To determine if performance differences between conditions were significant at the population level, we used a 2-way ANOVA (anovan in Matlab, linear model, type 3 sum squared error). We tested for reliable changes across conditions accounting for the expected variability for each subject. For each subject and condition, we obtained multiple estimates of the performance based on a non-overlapping sample of N trials selected randomly from the testing phase. We used N = 200 trials per estimate. For interleaved trials without flankers (F− mix in Supplementary Figure S3), the number of estimates ranged from 3 to 13, compared with 78–253 estimates of F+. For comparing flanker conditions (Figures 4 and 5), the number of independent estimates per flanker condition and subject ranged from 19 to 62. The resulting distributions were approximately Gaussian (e.g., when comparing flanker conditions typically 26/28 passed Lilliefors' test, close to the 5% failure rate expected on chance). Nevertheless, because distributions cannot be guaranteed to be Gaussian, we also report Friedman's test (friedman in Matlab), which has lower power but does not assume normality. 

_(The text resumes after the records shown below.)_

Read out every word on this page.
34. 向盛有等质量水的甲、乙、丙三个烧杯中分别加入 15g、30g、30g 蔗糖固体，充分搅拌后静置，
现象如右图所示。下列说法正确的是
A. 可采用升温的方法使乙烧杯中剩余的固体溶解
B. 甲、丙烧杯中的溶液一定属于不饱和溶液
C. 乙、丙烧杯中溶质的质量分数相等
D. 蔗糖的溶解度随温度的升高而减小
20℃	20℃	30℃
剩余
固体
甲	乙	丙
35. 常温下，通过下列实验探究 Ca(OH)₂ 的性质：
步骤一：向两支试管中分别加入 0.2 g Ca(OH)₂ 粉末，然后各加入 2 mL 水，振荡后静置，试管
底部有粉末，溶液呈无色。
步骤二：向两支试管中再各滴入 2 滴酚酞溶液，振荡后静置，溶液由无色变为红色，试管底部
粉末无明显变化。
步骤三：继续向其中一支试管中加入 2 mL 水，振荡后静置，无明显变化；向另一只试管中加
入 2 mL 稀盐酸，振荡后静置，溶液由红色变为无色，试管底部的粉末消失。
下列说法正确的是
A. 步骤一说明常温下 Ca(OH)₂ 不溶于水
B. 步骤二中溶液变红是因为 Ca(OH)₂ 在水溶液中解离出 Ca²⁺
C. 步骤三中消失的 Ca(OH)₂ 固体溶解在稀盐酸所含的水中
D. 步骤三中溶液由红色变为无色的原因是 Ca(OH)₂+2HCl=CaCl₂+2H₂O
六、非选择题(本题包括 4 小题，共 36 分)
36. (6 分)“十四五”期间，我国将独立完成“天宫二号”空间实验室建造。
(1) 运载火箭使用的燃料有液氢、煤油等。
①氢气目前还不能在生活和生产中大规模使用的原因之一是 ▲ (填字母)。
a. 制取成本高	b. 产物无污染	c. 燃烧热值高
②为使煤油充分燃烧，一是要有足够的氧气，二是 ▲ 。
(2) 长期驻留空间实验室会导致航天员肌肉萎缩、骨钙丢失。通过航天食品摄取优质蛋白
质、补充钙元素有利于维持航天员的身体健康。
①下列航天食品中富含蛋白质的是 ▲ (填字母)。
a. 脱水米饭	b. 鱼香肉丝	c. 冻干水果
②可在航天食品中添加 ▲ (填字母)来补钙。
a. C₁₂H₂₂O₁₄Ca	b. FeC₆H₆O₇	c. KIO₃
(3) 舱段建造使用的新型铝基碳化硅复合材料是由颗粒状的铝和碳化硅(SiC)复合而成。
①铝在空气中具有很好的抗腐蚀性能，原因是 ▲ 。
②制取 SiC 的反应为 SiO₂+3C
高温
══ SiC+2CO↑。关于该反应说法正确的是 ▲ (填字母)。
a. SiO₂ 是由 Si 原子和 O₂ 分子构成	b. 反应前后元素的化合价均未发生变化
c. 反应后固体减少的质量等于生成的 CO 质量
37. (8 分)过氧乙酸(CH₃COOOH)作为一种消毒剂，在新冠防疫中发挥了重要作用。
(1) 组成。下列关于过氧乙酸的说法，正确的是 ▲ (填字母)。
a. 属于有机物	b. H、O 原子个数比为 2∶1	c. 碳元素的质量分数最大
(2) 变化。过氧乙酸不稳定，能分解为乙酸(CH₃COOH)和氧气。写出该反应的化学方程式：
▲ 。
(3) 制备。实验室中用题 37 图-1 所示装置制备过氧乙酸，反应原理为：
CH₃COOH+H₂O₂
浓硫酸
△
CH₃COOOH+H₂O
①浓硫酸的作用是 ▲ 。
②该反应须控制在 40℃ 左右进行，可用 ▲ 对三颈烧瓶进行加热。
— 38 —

Whenever we made multiple comparisons, we used Tukey's honestly significant difference criterion (multcompare in Matlab) with a criterion of p < 0.01. For example, we tested all pairwise differences between the four stimulus conditions. Tukey's criterion for significance is more stringent, to adjust for the fact that making more comparisons increases the probability that one of them will cross significance by chance. A graph showing the critical values for hypothesis testing is shown in Supplementary Figure S5, where all six pairwise comparisons are reported. Results were not different with p < 0.05 criterion. All tests that were significant with the 2-way ANOVA were also significant for Friedman's test except for one comparison (Supplementary Figure S5e), as discussed there. 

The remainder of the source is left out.